I may briefly remark that the present Lord Marshmoreton is a widower of some forty-eight years: that he has two children–a son, Percy Wilbraham Marsh, Lord Belpher, who is on the brink of his twenty-first birthday, and a daughter, Lady Patricia Maud Marsh, who is just twenty: that the chatelaine of the castle is Lady Caroline Byng, Lord Marshmoreton’s sister, who married the very wealthy colliery owner, Clifford Byng, a few years before his death (which unkind people say she hastened): and that she has a step-son, Reginald. Give me time to mention these few facts and I am done. On the glorious past of the Marshmoretons I will not even touch.

Luckily, the loss to literature is not irreparable. Lord Marshmoreton himself is engaged upon a history of the family, which will doubtless be on every bookshelf as soon as his lordship gets it finished. And, as for the castle and its surroundings, including the model dairy and the amber drawing-room, you may see them for yourself any Thursday, when Belpher is thrown open to the public on payment of a fee of one shilling a head. The money is collected by Keggs the butler, and goes to a worthy local charity. At least, that is the idea. But the voice of calumny is never silent, and there exists a school of thought, headed by Albert, the page-boy, which holds that Keggs sticks to these shillings like glue, and adds them to his already considerable savings in the Farmers’ and Merchants’ Bank, on the left side of the High Street in Belpher village, next door to the Oddfellows’ Hall.

With regard to this, one can only say that Keggs looks far too much like a particularly saintly bishop to indulge in any such practices. On the other hand, Albert knows Keggs. We must leave the matter open.

Of course, appearances are deceptive. Anyone, for instance, who had been standing outside the front entrance of the castle at eleven o’clock on a certain June morning might easily have made a mistake. Such a person would probably have jumped to the conclusion that the middle-aged lady of a determined cast of countenance who was standing near the rose-garden, talking to the gardener and watching the young couple strolling on the terrace below, was the mother of the pretty girl, and that she was smiling because the latter had recently become engaged to the tall, pleasant-faced youth at her side.

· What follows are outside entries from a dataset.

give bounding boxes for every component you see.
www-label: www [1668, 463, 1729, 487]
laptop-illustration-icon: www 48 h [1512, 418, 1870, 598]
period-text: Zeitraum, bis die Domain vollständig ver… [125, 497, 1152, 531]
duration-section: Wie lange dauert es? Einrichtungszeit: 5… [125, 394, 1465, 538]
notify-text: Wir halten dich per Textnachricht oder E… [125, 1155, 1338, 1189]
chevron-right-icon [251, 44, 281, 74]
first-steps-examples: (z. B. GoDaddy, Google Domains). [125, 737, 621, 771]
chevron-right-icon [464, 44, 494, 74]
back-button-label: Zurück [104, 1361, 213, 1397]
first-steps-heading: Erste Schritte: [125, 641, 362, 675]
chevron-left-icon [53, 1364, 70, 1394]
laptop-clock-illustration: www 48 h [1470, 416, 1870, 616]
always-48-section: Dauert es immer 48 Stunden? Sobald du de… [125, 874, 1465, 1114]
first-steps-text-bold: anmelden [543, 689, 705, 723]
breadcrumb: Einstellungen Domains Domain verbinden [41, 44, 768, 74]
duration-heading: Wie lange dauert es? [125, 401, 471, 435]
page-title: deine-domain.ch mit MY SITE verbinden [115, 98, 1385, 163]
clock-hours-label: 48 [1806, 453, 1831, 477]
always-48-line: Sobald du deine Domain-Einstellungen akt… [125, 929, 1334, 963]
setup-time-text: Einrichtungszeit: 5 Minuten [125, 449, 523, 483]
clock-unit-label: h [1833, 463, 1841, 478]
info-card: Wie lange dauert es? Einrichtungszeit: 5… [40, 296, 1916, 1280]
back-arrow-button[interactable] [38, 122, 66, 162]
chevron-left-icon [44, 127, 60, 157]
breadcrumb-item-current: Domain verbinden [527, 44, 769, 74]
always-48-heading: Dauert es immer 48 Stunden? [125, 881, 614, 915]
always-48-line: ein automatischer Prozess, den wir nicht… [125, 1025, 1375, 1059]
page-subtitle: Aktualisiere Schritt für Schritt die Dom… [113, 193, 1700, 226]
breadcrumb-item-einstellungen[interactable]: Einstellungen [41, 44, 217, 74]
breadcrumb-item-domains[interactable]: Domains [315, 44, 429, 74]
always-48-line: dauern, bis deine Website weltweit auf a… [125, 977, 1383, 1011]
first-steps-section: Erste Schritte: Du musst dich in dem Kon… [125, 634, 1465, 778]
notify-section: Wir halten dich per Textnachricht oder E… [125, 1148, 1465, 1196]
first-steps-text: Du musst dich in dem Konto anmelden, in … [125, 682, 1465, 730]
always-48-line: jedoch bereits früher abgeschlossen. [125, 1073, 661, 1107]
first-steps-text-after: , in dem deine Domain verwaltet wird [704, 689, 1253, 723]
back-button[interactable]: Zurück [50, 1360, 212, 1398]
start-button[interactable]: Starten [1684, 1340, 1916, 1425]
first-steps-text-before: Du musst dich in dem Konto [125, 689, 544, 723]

Sherlock Holmes himself might have been misled. One can hear him explaining the thing to Watson in one of those lightning flashes of inductive reasoning of his. “It is the only explanation, my dear Watson. If the lady were merely complimenting the gardener on his rose-garden, and if her smile were merely caused by the excellent appearance of that rose-garden, there would be an answering smile on the face of the gardener. But, as you see, he looks morose and gloomy.”

As a matter of fact, the gardener–that is to say, the stocky, brown-faced man in shirt sleeves and corduroy trousers who was frowning into a can of whale-oil solution–was the Earl of Marshmoreton, and there were two reasons for his gloom. He hated to be interrupted while working, and, furthermore, Lady Caroline Byng always got on his nerves, and never more so than when, as now, she speculated on the possibility of a romance between her step-son Reggie and his lordship’s daughter Maud.

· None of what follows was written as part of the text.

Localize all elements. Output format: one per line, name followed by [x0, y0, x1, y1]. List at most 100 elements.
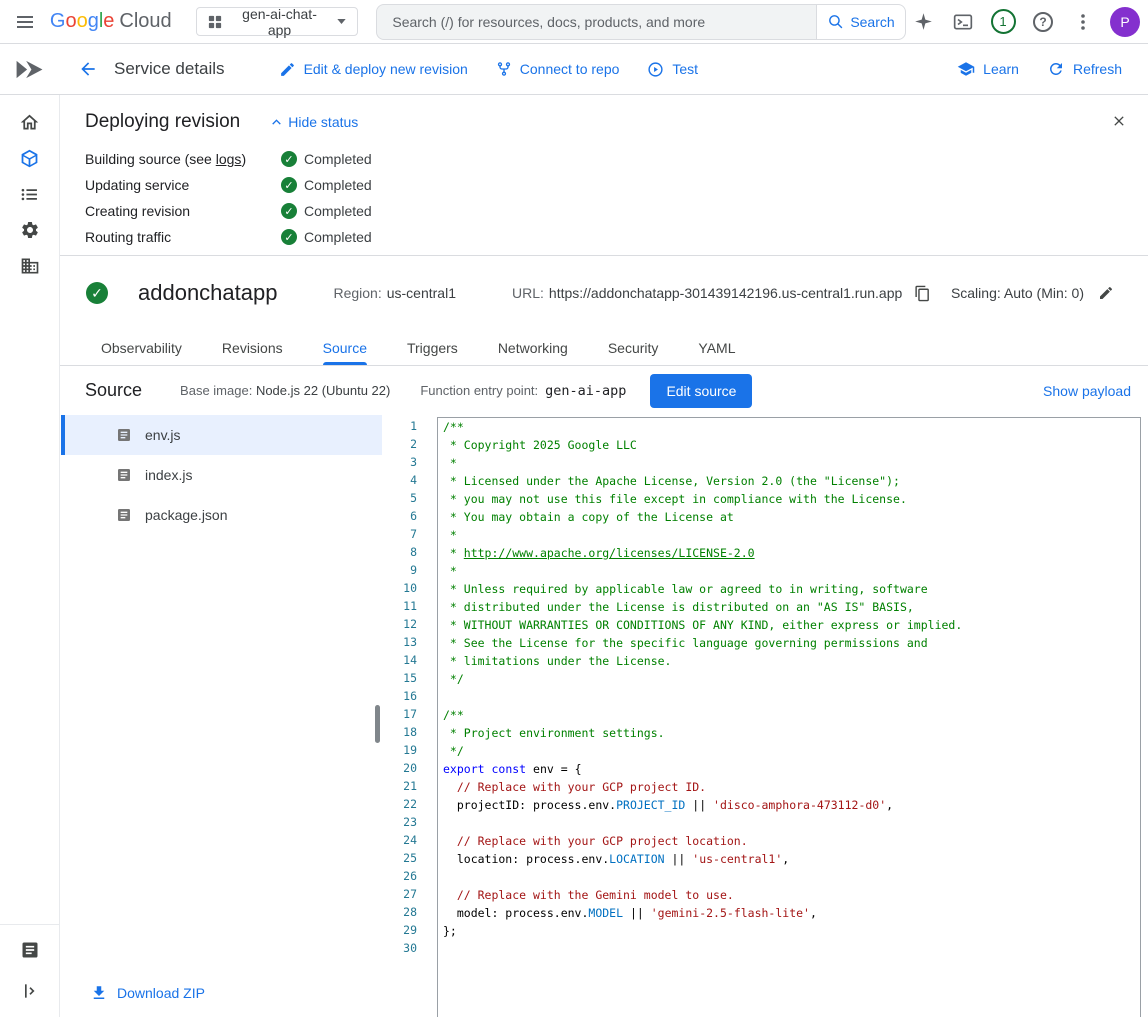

Only his intimates would have recognized in this curious corduroy-trousered figure the seventh Earl of Marshmoreton. The Lord Marshmoreton who made intermittent appearances in London, who lunched among bishops at the Athenaeum Club without exciting remark, was a correctly dressed gentleman whom no one would have suspected of covering his sturdy legs in anything but the finest cloth. But if you will glance at your copy of Who’s Who, and turn up the “M’s”, you will find in the space allotted to the Earl the words “Hobby–Gardening”. To which, in a burst of modest pride, his lordship has added “Awarded first prize for Hybrid Teas, Temple Flower Show, 1911”. The words tell their own story.